Heat, heat accelerates oxidation (yes, heat is used to prevent oxidation when brewing tea, but that’s another story). Some finer green, yellow, and oolong teas are best stored in the freezer or refrigerator where oxidation processes are slowed down considerably. Here, however, we must pay attention to the condensation of moisture on the leaves! It is advisable to take a smaller amount of the weekly portion of tea from the larger pack and open it daily. (It is good to store large quantities of tea, not in small bags. See later) Before putting the tea in the freezer, squeeze the air out as it condenses, which will not do well for dry tea leaves. The most important thing to remember about cold-stored teas is that when you remove the package from the fridge or freezer, do not open it until it reaches room temperature. You should remove the refrigerated teas you want to consume the next day from the refrigerator.
Keep tea away from light
The damage caused by light gives the tea a metallic taste, which is neither good nor delicious. It is left to those skilled in the art to observe and describe the exact chemical processes.
Keep tea away from strong odors
The tea leaf beautifully absorbs all the scents of its surroundings. This is extremely beneficial in the preparation of flavored teas. In the case of jasmine tea, all the aromas of jasmine flowers are absorbed and well preserved. The tea container must also be odorless and our kitchen cabinet is also not ideal for Asian spices. Certain wooden storage boxes, rubber seals that help with air tightness, can also hurt our tea because of its strong scent and give it a bad taste.
Keep tea away from moisture
It’s no secret that the taste of tea leaves really comes out when it gets wet. But we don’t want this taste to dissolve already during storage, right? Therefore, keeping away from moisture and moisture is very important. You can give it a try: leave a portion of tea out for a whole day, make it the next day. It will have a completely different taste. It absorbs moisture in the air nicely, which triggers the dissolution process. All you need is an airtight container to prevent moisture.
Keep as much tea as possible
This point is essentially a combination of the first and fourth points, but it is worth mentioning separately. In an almost empty, airtight container, a tiny bit of tea deteriorates much faster than the same container is full. To keep the tea fresh, fill the container as much as possible, arrange the leaves by shaking, tapping and then adding more. Oxygen is harder to locate between tight-fitting leaves, so tea is less likely to absorb the scent of its surroundings.
In short, a large amount of tea in one place is less degraded than a small pile of tea.

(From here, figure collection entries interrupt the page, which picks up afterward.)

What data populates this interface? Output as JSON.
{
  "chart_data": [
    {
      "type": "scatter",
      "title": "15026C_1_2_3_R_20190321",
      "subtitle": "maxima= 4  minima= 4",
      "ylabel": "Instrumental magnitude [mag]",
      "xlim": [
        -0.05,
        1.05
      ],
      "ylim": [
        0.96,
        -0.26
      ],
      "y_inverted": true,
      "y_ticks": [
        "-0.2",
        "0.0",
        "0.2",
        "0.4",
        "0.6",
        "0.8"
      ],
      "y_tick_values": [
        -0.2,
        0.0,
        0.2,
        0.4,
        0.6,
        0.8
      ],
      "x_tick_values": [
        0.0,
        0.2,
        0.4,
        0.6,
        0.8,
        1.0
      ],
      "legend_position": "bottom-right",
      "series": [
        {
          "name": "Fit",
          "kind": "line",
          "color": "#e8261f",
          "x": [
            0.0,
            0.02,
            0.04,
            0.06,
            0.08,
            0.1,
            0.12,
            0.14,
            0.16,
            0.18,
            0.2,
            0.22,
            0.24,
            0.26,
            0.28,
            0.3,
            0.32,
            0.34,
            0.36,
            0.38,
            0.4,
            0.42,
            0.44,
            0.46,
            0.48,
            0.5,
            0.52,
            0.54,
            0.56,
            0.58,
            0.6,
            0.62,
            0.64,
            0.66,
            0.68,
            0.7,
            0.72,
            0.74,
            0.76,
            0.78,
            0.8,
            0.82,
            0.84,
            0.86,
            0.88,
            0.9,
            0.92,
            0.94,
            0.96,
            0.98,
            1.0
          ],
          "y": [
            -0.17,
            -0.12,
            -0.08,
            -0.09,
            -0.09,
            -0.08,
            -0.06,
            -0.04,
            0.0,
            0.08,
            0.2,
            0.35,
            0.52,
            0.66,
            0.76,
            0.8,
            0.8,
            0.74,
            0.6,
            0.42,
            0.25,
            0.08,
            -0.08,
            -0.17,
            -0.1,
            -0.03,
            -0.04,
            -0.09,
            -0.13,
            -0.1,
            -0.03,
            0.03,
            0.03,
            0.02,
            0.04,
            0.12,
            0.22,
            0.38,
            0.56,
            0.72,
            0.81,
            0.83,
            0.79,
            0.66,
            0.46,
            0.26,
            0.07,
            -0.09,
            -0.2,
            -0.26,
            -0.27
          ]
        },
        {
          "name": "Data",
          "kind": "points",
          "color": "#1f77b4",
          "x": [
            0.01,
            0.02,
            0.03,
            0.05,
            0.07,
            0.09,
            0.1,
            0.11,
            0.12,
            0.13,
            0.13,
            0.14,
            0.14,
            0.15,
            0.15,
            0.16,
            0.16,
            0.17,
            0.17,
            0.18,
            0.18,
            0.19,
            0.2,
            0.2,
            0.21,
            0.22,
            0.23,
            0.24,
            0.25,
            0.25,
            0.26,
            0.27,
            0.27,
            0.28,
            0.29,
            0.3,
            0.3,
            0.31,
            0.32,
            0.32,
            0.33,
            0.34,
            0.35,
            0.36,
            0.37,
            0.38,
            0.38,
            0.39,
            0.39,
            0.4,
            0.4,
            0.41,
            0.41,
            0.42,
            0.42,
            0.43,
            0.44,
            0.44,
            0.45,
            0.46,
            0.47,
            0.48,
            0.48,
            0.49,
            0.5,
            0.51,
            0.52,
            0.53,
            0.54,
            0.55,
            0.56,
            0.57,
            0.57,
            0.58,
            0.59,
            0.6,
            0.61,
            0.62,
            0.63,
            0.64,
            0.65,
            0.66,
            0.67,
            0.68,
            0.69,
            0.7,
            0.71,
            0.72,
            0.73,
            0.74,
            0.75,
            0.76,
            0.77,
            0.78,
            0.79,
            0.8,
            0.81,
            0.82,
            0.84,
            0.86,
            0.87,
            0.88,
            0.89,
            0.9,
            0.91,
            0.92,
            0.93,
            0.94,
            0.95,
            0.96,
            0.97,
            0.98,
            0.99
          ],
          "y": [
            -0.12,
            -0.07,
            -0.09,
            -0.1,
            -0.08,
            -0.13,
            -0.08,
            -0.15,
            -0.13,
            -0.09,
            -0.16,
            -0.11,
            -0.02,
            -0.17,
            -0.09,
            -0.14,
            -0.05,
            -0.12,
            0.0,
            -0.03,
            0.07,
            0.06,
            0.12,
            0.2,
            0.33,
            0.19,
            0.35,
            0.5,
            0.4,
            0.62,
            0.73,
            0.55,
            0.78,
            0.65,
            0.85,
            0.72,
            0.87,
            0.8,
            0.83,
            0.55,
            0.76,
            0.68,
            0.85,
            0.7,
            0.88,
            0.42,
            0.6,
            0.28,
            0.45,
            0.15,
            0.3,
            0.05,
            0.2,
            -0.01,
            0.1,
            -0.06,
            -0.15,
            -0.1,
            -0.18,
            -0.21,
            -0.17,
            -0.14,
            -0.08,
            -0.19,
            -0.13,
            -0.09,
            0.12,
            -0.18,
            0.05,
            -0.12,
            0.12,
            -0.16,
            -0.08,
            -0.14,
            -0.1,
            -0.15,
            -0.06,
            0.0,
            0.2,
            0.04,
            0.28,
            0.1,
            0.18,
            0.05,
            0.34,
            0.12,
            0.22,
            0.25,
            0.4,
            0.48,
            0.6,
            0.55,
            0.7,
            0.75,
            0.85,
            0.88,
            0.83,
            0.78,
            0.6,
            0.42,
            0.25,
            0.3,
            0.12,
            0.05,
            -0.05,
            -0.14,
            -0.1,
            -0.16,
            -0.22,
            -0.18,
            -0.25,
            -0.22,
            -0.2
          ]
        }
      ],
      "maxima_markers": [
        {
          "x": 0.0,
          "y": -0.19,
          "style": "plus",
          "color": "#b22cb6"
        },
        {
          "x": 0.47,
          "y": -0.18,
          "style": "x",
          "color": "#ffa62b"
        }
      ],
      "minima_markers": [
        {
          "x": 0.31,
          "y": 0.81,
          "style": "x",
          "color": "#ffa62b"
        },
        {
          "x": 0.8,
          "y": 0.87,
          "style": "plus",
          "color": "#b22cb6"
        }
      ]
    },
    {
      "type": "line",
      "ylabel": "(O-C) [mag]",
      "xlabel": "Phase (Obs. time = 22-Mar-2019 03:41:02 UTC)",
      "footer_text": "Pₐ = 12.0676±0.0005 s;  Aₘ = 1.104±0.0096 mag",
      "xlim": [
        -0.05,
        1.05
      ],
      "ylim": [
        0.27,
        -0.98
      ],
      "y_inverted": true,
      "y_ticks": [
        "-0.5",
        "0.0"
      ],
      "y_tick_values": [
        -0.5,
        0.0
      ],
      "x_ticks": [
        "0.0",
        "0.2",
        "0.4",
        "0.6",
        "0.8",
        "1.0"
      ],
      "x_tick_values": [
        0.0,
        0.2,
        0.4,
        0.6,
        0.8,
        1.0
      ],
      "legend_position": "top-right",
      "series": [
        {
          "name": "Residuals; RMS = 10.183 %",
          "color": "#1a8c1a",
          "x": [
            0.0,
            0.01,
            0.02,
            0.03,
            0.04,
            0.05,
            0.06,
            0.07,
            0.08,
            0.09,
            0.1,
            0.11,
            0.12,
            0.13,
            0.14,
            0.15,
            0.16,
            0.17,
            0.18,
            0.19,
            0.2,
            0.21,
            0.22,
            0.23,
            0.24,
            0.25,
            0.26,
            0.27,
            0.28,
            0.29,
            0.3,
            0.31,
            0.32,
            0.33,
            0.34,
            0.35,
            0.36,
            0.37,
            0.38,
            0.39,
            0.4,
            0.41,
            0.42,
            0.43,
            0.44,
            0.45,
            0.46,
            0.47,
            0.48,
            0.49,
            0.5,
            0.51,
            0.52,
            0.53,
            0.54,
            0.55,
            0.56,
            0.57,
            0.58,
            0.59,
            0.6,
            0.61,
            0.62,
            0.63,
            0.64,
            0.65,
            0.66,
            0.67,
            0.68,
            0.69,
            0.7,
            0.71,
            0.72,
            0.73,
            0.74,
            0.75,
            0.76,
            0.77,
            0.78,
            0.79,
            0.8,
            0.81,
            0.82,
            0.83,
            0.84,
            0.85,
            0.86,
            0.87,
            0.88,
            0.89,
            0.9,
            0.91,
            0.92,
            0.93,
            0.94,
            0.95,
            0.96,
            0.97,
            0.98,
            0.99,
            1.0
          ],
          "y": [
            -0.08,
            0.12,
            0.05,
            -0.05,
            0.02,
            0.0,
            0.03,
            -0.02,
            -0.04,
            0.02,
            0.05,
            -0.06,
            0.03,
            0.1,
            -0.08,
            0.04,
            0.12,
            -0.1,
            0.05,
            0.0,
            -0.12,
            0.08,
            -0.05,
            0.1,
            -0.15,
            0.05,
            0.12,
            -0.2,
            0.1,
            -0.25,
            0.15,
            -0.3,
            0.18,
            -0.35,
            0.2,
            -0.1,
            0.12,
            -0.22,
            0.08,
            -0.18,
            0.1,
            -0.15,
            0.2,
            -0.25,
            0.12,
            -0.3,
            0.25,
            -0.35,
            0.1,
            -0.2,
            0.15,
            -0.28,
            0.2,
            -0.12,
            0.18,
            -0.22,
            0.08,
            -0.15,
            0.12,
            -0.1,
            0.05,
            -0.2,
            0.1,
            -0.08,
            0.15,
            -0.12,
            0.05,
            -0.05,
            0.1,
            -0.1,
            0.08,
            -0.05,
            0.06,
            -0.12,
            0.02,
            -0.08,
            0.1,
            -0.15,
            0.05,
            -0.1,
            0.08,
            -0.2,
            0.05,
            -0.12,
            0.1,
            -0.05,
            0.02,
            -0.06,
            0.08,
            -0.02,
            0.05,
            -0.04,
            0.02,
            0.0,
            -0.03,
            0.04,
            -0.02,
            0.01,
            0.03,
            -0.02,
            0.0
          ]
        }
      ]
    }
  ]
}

This concept is extremely important when storing or maturing puer tea. Do not refrigerate or freeze. Keep them in a separate dark wardrobe, ventilate them often, take a look at them, rearrange them! Here too, it is appropriate to completely fill the shelf / cupboard with the tea you want to ripen and store.
Two points to end:
Teas that are less oxidized (green, yellow and white) deteriorate faster than their more heavily oxidized counterparts (oolong and red tea)
Broken, tiny leaf teas with a larger surface contact with air lose their quality faster.
With little care and proper storage of tea, we can enjoy our favorite flavors for a long time.
Now look at your teas, make sure you store them well!